0312 Estimating the age of the dengue vector Aedes aegypti under lab, semi-field, and field conditions

Monday, December 13, 2010: 8:02 AM
Windsor (Town and Country Hotel and Convention Center)
Teresa K. Joy , Entomology and Insect Science, University of Arizona, Tucson, AZ
Eileen Jeffrey , Entomology and Insect Science, University of Arizona, Tucson, AZ
Michael A. Riehle , Department of Entomology, University of Arizona, Tucson, AZ
Dengue is a worldwide threat that could potentially infect millions of people annually. The primary mosquito vector, Aedes aegypti, is well established throughout urban areas of the southwestern US, yet intriguingly the disease is not present.
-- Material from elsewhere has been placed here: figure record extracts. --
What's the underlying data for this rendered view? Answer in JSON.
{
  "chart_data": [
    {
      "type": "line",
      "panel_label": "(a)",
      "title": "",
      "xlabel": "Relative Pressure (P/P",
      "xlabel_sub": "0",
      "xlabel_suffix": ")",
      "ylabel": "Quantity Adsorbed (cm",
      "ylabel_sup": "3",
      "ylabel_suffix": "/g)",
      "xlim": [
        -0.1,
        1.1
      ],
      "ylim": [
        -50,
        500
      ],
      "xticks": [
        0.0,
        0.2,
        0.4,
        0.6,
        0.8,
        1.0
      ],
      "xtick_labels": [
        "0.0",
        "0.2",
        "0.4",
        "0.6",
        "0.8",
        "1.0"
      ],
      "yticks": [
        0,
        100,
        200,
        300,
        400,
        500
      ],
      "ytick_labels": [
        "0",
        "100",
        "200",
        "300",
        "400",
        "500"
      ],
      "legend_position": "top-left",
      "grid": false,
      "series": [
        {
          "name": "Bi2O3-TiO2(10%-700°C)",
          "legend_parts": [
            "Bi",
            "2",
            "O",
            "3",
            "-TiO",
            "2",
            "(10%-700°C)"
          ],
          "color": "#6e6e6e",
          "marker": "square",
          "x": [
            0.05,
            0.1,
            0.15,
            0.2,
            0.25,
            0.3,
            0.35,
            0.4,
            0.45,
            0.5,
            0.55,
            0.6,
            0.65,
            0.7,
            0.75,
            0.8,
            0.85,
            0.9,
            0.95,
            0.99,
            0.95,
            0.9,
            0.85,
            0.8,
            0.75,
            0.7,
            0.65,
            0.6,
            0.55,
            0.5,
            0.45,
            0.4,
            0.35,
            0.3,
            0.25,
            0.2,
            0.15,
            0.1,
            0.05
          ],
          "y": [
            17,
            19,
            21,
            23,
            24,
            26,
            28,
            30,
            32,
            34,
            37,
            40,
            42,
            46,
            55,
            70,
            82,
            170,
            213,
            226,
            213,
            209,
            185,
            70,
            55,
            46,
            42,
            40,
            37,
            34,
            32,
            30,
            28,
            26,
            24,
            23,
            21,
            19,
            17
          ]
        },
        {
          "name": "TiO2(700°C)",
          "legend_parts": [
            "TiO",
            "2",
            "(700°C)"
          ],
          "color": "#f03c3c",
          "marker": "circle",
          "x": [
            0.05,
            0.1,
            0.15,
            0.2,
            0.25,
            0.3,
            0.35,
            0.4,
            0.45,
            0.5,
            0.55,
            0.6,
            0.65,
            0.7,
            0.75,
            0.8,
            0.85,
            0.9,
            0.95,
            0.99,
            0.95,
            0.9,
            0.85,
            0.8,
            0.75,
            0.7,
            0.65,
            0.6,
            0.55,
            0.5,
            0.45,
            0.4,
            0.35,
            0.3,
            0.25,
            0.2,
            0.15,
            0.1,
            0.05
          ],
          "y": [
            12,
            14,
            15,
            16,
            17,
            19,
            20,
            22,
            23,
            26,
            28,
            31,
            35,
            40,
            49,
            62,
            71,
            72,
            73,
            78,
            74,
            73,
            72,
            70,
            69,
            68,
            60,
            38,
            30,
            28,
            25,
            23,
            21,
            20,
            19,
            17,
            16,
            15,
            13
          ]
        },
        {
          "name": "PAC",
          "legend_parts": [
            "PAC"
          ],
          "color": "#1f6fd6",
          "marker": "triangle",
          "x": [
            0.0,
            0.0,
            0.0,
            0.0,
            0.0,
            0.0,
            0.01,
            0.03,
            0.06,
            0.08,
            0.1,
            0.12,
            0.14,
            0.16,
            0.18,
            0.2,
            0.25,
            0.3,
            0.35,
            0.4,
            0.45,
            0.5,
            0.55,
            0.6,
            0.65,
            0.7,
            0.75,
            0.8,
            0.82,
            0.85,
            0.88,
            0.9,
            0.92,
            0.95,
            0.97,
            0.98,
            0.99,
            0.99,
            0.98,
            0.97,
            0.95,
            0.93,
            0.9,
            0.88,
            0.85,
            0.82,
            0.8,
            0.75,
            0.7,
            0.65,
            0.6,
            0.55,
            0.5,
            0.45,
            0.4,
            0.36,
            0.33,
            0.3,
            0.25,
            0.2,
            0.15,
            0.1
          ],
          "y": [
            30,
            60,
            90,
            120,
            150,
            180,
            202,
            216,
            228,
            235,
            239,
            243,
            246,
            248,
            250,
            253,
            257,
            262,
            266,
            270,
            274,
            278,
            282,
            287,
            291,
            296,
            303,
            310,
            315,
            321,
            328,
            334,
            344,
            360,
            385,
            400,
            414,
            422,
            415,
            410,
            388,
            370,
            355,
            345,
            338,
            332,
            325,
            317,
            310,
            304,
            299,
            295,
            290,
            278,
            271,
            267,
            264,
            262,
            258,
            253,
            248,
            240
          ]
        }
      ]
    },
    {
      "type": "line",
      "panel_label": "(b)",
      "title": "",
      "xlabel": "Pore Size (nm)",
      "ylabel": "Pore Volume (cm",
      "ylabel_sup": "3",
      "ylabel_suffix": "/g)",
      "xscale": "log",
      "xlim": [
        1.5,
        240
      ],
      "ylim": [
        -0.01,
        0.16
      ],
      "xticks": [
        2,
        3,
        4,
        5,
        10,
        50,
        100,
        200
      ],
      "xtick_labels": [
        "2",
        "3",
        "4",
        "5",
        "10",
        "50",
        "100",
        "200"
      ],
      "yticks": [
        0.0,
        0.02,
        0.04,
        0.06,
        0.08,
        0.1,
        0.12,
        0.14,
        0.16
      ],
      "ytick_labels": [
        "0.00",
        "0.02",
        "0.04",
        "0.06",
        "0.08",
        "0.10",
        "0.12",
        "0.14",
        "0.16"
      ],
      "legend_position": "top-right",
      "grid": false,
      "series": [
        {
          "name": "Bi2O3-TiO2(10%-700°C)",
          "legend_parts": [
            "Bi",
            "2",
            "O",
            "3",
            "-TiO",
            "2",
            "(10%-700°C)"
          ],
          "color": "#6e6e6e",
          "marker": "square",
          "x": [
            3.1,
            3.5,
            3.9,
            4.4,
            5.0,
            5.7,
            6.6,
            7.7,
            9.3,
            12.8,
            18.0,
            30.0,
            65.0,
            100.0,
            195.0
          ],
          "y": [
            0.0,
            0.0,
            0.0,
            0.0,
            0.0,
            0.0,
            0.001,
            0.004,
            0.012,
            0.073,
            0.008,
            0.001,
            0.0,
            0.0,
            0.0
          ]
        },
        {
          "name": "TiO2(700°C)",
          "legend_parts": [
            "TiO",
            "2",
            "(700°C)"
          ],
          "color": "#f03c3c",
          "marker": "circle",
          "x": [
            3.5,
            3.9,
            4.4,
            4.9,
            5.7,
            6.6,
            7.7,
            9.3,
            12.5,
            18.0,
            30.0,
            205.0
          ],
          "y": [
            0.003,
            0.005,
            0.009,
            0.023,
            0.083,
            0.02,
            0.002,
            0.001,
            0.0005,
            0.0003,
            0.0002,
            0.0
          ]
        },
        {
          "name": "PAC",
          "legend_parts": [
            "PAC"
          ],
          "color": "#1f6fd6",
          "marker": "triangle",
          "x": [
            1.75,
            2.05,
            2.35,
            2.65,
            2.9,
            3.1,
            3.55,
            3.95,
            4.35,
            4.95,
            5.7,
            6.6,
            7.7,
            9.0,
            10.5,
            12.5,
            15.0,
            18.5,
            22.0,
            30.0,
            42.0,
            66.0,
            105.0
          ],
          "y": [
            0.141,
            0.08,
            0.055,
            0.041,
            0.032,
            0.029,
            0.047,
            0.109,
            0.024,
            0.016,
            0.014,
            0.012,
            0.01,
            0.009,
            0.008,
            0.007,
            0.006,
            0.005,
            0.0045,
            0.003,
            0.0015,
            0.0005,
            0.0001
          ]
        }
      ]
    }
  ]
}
Although many factors may influence dengue’s distribution, we hypothesize that the lifespan of female Ae. aegypti mosquitoes in the southwestern US is too short for the virus to complete development. We utilized two age grading techniques to determine the age of adult mosquitoes within three brackets, nonvectors (1-7 days), potential vectors (8-24 days), and excellent vectors (25+ days). We first determined parity by analyzing ovary tracheation. The absence of coiled trachea indicated that females previously completed a gonotrophic cycle. Intriguingly only ~50% of females were parous, while similar studies in dengue endemic regions showed up to 90% parity. The second technique examined transcript levels of two age associated genes, SCP-1 and 1615. SCP-1 expression consistently decreased as mosquitoes age regardless of blood-feeding. Using colony mosquitoes under lab or semi-field conditions, we accurately grouped mosquitoes of known age into three age brackets using only SCP-1. In addition, SCP-1 expression in wild collected mosquitoes closely correlated with the parity status of those mosquitoes. 1615 can be used to identify the oldest mosquitoes (25+ days). Developing tools to accurately quantify the age structure of mosquito populations would greatly aid our understanding of mosquito-borne disease transmission and could help explain why dengue is not endemic in the southwestern US even though the mosquito vector is present.